While it's on the docket (though this may be asking for too much at once) — the 3500 cap was introduced four years ago, where the average performance for 2nd place was 3600-3700 (performance for 1st can be used but is somewhat ill-defined). Nowadays, it's 3800-3900 (less so very recently because competition at the top has become very tight and no one person has significantly more rating).

I think it would thus make sense that problem ratings up to 3700 are as "well-defined" now as problem ratings up to 3500 were when the cap was introduced (any 3700 problem would likely have $$$\leq 3$$$ or $$$4$$$ solves in contest, a similar metric to what 3500 used to mean). Maybe the cap could be raised a bit to make the hardest of problems slightly more distinguishable?

(I have no comment on the lower bound of 800)

[Deleted]

I am facing the same issue, so i decide to rate the problem based on the number of contestants solved the problem during the contest, if the problem got solved ~1000->3000 for me is like a challenging problem and i can solve it..., and less than 1000 it's still hard problems that i can't solve at the moment.

Just stop taking care of the problems rate cause in same problems i found them so easy than 1200 1300 problems and when i see their rating i found ~>=1600 just because the have some prerequisite knowledge like segment-Tree, DP, graphs...etc

Of course subjective difficulty is a very different thing from objective difficulty, which is the case in the examples you gave, but OP is talking about objective ratings being extremely low, for example, in the first example he gave, it should be rated ~3400-3500 because it had only one in-contest solve but it got rated 2000 which is completely incorrect according to both the rating system, and subjective difficulty.

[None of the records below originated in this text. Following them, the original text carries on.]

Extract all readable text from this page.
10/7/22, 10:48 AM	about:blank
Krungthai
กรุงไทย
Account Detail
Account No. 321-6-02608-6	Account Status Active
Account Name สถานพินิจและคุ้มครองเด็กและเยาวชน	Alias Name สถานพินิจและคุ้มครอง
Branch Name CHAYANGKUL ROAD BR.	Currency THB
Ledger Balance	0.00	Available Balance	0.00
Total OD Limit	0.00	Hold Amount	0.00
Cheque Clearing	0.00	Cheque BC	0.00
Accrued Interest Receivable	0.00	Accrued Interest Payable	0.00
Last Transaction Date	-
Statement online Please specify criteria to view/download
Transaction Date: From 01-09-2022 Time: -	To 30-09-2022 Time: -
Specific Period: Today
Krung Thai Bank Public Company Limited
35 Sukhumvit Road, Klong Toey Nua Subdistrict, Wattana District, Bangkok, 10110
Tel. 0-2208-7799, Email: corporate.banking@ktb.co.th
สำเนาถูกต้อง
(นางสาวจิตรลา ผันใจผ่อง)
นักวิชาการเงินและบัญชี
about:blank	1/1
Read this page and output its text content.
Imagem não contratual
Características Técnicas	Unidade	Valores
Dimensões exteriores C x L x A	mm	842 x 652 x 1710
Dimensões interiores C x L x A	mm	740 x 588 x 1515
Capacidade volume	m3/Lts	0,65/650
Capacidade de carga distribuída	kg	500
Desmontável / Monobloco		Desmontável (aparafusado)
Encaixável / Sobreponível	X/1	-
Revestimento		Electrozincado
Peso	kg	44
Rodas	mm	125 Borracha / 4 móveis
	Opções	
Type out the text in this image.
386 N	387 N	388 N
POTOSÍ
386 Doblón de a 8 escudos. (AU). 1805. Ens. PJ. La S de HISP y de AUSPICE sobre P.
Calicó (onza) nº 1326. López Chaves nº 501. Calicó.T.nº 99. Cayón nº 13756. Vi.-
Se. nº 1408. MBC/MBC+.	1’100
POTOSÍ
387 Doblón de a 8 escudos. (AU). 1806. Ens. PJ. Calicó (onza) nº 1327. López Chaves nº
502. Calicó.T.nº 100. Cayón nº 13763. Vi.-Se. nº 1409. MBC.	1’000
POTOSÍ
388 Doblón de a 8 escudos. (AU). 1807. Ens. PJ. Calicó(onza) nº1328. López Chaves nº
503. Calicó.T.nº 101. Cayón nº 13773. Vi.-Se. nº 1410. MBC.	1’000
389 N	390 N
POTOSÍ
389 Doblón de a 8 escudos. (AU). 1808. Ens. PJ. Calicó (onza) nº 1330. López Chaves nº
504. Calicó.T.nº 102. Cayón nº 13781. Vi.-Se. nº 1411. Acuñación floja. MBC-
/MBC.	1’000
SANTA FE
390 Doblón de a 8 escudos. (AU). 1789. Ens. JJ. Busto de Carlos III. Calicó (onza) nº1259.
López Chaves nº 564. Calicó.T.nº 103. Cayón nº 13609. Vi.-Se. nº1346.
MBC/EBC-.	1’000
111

I've also noticed this. I have a spreadsheet with my upsolving and starting from some point I input problem difficulties in it as soon as they are available.

Your first two examples used to be $$$3500$$$! It appears that they've changed quite recently. I started maintaining my spreadsheet after your fird example was released, so I don't know if it used to be higher as well or not, but it also surprised me when I was solving it

$$$3500!\approx 2.39112819947764952509538749369364118451622972442875157035\times 10^{10886}$$$

Initially, I read this as

`3500 != 2.39..`

Is also correct

[deleted]

Yes this is a very big problem

Easy solution: delete the problem rating system.

I think it could be better if the algorithm to calculate problem ratings is made open so that people can review and improve that.

I have solved 1810H - Last Number on my own :)

Here you've shown the performance of all your contests at once.. How could I do that as well?

image

Thanks, and excuse me for necroposting.

1967F - Next and Prev why *3200?

why not?